There may be many other aspects to answering the question but the third party payer problem is in my view, huge. A reform focus should be on ways to “internalize” the costs of medical and health care. When you are responsible for your own health care you quickly understand costs and are able to judge a reasonable deductible and a bona fide catastrophic coverage insurance policy. In other words, it should be the patient and his doctor with most of the accountability for care. This is the way it was before Medicare and before completely socialized medicine in other countries. Oddly enough during those times, in getting hospital care a patient was unlikely to face bankruptcy when presented with the bill. Since government has involved itself in health care, the “system” has deteriorated badly. Well-intentioned though the politicians may be the most humane action would be to try to find a way to deregulate health care and eventually get the government out of the business of providing any coverage to anyone.
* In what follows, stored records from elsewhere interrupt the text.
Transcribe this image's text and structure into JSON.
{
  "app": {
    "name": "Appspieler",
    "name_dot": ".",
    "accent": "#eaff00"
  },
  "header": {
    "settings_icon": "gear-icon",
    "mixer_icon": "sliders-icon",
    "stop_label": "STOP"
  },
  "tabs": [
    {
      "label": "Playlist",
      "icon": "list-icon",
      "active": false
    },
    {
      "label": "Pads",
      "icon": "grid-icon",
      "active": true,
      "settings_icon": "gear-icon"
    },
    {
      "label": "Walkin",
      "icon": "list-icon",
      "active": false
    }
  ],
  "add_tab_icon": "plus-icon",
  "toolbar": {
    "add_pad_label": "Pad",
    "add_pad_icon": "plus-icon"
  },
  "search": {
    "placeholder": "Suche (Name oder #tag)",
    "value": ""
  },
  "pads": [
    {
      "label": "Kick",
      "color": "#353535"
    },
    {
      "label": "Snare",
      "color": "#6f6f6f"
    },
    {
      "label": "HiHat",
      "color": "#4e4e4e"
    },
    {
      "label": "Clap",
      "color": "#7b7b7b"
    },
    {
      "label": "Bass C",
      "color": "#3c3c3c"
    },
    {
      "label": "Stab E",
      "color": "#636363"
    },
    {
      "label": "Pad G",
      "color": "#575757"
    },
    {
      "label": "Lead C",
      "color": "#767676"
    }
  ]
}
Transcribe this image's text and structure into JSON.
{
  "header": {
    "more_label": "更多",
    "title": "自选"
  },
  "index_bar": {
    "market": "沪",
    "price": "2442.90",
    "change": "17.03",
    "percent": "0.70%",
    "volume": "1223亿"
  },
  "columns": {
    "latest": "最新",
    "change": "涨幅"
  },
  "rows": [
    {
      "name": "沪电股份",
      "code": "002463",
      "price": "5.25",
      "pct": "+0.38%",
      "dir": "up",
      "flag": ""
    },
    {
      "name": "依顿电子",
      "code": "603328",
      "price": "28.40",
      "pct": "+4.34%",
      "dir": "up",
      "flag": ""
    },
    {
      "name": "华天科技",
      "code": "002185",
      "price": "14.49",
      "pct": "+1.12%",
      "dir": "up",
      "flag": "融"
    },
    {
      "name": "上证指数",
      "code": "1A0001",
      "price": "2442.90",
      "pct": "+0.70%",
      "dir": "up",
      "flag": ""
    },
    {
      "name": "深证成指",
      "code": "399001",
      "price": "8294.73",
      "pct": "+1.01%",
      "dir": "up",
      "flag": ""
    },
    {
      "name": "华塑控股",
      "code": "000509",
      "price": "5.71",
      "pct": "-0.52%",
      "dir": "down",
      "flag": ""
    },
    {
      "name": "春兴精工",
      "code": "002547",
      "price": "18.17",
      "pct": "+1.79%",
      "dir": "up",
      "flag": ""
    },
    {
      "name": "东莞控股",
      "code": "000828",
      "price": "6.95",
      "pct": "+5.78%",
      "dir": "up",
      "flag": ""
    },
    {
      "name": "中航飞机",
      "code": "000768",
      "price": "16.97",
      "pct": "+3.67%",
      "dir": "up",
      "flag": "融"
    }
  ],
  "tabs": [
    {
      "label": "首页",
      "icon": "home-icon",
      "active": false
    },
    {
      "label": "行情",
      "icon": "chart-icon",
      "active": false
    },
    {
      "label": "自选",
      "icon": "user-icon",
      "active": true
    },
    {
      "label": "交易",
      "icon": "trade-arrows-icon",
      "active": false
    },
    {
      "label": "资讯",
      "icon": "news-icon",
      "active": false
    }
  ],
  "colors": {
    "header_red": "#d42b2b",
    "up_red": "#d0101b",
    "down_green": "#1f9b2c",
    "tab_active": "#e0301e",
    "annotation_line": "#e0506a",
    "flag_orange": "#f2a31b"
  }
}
It is too complex a service and a system to be left in bureaucratic hands. Would you trust the central government to be involved in any significant way with say, the grocery store business? If you do I hope you learn how to grow your own food too.

The second question relates to the number of uninsured. I’ve heard variously that something in the order of 40 or 50 million Americans are without coverage. Let’s just say we agree that maybe 12 to 15 percent of the population does not carry insurance. Remembering that some of them show up at emergency wards of hospitals and must by law be served, I’m ready to say that many would use much more discretion if such a law did not exist. But there are other reasons people choose not to carry insurance. They choose. A young and/or reasonably healthy person can save a lot of money by opting out of carrying insurance. Or they just live on the edge. Who cares? It is their choice. Get out of their way and permit them to accept the consequences. If someone is badly hurt or sick and has no way to pay for treatment, I am also confident that almost any doctor who doesn’t have to spend fifty percent of his time filling out insurance claims or accepting less than full payment for government paid services will find a way to help a destitute patient. History is replete with such examples of charity and/or payment accepted in kind. And remember, in a society not tortured by class strife, such as in today’s mixed political economy of elites and non-elites, people are more genuinely charitable and self-responsible. The exceptions are just exceptions and not the rule.

It is insufficient for the administration and others to say that the cost of health care is too high and then to simply, and inexplicably, assign blame to greedy doctors or insurance and drug companies. Nowhere in the rhetoric of advocacy for “public plans” or socialized medicine can you find an honest approach to the problems created by the intervention of government in providing services. The institution of government is so woefully, and inescapably incapable of delivering any aspect of an economic good. The examples are all around for honest men to see. Unstated too is the immoral aspect of wealth distribution by government, which is the only way these grand schemes can be funded. It is also insufficient and perhaps dishonest to simply evade all evidence as irrelevant and to just demand, like a naïve child or spoiled brat, that Congress deliver legislation to the President by October.